Giovanni
FRAQUELLI
Università del Piemonte Orientale A. Avogadro,
HERMES
Massimiliano
PIACENZA
Ceris-CNR, HERMES
Davide
VANNONI
Università di Torino, HERMES
In the last decade a new regulatory framework for
electric utilities, aiming at a gradual liberalization of the sector,
has been set in Europe. The promotion of competition among generators
implies the need to separate power generation from downstream
transmission and distribution activities. However, if cost savings can
be reached by operating at different stages, vertical separation is
accompanied with a lost of efficiency.
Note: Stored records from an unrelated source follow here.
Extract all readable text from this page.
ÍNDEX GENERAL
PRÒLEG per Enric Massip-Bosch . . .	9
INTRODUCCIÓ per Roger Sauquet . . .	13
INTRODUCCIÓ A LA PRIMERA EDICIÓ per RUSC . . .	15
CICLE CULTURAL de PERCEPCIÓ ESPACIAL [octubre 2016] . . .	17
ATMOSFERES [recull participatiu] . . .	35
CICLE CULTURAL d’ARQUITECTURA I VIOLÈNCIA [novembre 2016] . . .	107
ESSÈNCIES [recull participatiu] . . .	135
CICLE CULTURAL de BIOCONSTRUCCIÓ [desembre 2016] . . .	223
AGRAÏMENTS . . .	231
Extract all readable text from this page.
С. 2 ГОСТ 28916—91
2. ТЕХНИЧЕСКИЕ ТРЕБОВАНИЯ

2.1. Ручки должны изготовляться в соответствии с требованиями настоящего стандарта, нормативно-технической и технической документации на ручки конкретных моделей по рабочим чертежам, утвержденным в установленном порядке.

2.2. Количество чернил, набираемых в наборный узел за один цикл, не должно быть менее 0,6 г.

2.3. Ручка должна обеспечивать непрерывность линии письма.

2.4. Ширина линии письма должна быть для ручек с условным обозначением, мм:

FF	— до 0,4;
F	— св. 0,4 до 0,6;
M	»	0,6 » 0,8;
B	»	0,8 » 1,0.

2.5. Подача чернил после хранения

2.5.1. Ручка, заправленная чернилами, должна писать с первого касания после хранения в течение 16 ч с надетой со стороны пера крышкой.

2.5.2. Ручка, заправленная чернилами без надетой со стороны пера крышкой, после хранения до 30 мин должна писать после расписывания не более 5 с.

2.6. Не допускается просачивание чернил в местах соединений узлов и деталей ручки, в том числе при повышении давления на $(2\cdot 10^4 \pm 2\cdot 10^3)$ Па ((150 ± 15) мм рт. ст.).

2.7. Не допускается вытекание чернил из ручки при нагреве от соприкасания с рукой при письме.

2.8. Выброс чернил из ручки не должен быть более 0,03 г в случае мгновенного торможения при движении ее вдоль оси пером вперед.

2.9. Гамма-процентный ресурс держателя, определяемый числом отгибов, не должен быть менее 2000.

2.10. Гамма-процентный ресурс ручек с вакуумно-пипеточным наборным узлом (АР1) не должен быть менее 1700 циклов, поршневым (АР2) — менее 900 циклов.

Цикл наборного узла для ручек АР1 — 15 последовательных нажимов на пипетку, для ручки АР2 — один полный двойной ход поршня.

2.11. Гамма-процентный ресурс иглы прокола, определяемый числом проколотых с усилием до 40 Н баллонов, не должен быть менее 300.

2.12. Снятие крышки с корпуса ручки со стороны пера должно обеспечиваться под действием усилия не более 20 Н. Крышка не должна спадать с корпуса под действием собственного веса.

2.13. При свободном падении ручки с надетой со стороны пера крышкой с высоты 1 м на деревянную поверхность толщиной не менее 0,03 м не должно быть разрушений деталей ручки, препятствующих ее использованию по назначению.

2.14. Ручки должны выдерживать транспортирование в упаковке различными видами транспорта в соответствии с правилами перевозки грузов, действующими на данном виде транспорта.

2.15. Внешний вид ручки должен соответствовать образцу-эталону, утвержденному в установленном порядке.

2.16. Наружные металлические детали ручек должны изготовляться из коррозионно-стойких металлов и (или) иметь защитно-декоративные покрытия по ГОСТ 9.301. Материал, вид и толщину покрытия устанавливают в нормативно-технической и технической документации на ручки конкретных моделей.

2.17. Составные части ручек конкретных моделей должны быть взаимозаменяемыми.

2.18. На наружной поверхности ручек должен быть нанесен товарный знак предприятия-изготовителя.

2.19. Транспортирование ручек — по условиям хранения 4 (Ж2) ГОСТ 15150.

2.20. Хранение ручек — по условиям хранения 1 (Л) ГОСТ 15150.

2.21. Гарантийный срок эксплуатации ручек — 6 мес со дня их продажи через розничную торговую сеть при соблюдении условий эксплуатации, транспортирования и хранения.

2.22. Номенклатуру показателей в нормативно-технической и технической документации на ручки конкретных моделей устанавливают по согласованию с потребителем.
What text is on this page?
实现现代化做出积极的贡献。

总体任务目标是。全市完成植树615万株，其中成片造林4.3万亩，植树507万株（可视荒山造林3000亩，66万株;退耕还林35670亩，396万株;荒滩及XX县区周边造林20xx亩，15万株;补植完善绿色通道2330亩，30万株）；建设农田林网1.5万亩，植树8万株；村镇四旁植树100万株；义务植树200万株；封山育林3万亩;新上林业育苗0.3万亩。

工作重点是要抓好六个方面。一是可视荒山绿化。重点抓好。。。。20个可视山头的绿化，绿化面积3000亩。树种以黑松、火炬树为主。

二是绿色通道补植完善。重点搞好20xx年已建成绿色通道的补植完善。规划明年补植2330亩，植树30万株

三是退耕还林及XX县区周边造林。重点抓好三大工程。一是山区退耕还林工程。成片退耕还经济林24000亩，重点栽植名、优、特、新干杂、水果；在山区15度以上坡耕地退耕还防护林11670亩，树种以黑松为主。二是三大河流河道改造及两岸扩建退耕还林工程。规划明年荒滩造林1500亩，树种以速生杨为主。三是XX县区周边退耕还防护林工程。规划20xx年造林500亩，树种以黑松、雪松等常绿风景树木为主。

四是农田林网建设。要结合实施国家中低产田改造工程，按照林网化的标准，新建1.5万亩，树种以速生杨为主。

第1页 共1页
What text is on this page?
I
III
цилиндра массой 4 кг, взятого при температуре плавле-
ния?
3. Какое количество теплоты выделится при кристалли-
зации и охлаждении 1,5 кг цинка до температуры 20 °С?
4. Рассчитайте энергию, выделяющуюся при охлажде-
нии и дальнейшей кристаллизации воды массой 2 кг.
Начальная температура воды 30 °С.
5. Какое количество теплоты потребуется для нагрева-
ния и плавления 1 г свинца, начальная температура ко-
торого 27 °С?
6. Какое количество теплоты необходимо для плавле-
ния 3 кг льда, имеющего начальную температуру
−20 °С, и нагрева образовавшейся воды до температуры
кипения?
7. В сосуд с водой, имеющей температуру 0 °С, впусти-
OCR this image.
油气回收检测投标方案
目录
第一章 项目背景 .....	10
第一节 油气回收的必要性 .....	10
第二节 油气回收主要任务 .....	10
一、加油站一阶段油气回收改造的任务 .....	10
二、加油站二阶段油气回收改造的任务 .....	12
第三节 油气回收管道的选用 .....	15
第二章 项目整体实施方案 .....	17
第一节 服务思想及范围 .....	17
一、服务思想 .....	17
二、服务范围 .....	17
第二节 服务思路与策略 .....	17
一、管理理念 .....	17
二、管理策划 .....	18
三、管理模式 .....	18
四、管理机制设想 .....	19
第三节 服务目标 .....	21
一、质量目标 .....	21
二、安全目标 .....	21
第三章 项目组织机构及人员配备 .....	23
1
This paper investigates the
latter issue by testing for the presence of economies from vertical
integration on a sample of 25 Italian local electric utilities,
observed in the years 1994-2000. The estimates of a Composite Cost
Function model show for the average firm (300 million Kwhs of
generation and 600 million Kwhs of distribution) that both multi-stage
economies of scale and vertical economies are present. These measures
increase with firm size, with the cost savings of vertical integration
rising from 3% up to 40% for large operators. Furthermore, fully
integrated utilities, for which the ratio of generated over
distributed electricity is unity, enjoy higher cost synergies with
respect to firms characterized by lower own-generation ratios.
Overall, our findings suggest caution in pursuing a systematic
breakdown of vertically integrated electric utilities.